Keycloak message prepared transactions are disabled

Full message
org.postgresql.util.PSQLException: ERROR: prepared transactions are disabled.
Hint: Set max_prepared_transactions to a nonzero value.
Context

This happens when the transaction manager or Quarkus handles more than one transaction in a request, and one of the transactions belongs to a PostgreSQL database.

Cause

Once the transaction manager of Quarkus bundles two transactions, it sends a PREPARE TRANSACTION command to the database before sending the commit after it prepared all transactions. For this to work, the database needs to have the max_prepared_transactions parameter set.

Effect

No transactions against the PostgreSQL database succeed.

Remedy

Pass the parameters -c max_prepared_transactions=xxx to the database. For the containerized database in the Kubernetes setup, this has been configured in postgres-deployment.yaml.

Keycloak message ARJUNA012225: cannot access root of object store

Full message
ARJUNA012225: FileSystemStore::setupStore - cannot access root of object store: ObjectStore/ShadowNoFileLockStore/defaultStore/
Context

This happens when the transaction manager or Quarkus handles more than one transaction in a request and attempts to locally persist the state of the transaction.

Cause

The working directory of Keycloak is not writable in the Keycloak container, therefore writing the state fails.

Effect

No transactions against any store participating in the JTA transaction complete, therefore Keycloak will not start.

Remedy

Via the environment variable QUARKUS_TRANSACTION_MANAGER_OBJECT_STORE_DIRECTORY pass in a folder that is writable. This has been fixed upstream for Keycloak 21.1 in keycloak#19384.

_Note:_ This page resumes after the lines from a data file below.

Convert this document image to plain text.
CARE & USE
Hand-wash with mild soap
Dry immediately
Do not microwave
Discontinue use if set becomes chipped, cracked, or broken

Keycloak message 'org.jgroups.util.ThreadPool: thread pool is full'

Full message
org.jgroups.util.ThreadPool`: thread pool is full (max=xx, active=xx); thread dump (dumped once, until thread_dump is reset)
Context

This happens when the thread pool in JGroups runs out of threads. For this message to appear with the default JGroups configuration, the system property jgroups.thread_dumps_threshold needs to be set to 1, as otherwise the message will appear only after 10000 threads have been rejected.

Cause

Each Keycloak Pod has executor threads that run the RESTEasy requests. While those can request data from the local caches directly (either the primary or the back ones), they need to call remote caches through JGroups. While some of these requests might get bundled, each of the Keycloak requests calling out remotely might need to use one JGroups thread.

Effect

When JGroups runs out of threads in its thread pool, it rejects and discards those remote calls it is about to enqueue. This will lead to longer processing times and eventually to timeouts on Infinispan where JGroups is the underlying transport.

Remedy

The number of executor threads in all Keycloak Pods in a cluster combined should be equal to the maximum size of the JGroups thread pool.

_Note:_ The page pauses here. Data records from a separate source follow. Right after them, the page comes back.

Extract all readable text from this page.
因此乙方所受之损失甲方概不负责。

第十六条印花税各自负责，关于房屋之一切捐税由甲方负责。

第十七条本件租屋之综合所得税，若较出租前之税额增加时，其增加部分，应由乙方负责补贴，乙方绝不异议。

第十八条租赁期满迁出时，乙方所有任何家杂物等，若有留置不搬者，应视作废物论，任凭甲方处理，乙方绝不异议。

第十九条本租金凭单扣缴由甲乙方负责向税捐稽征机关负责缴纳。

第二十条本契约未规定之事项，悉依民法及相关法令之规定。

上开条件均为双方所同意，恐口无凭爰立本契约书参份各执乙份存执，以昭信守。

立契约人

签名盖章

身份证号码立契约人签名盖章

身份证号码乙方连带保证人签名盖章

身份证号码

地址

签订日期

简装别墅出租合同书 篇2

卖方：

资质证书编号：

With ISPN-14780 being fixed in Keycloak 22.0.2, the number of JGroup threads is 200 by default, and can be configured using the property Java system property jgroups.thread_pool.max_threads. As shown in experiments, assuming a Keycloak cluster with 4 Pods, each Pod shouldn’t have more than 50 worker threads so that it doesn’t run out of threads in the JGroup thread pool of 200. Use the Quarkus configuration options quarkus.thread-pool.max-threads to configure the maximum number of worker threads.

See more in the Running in production.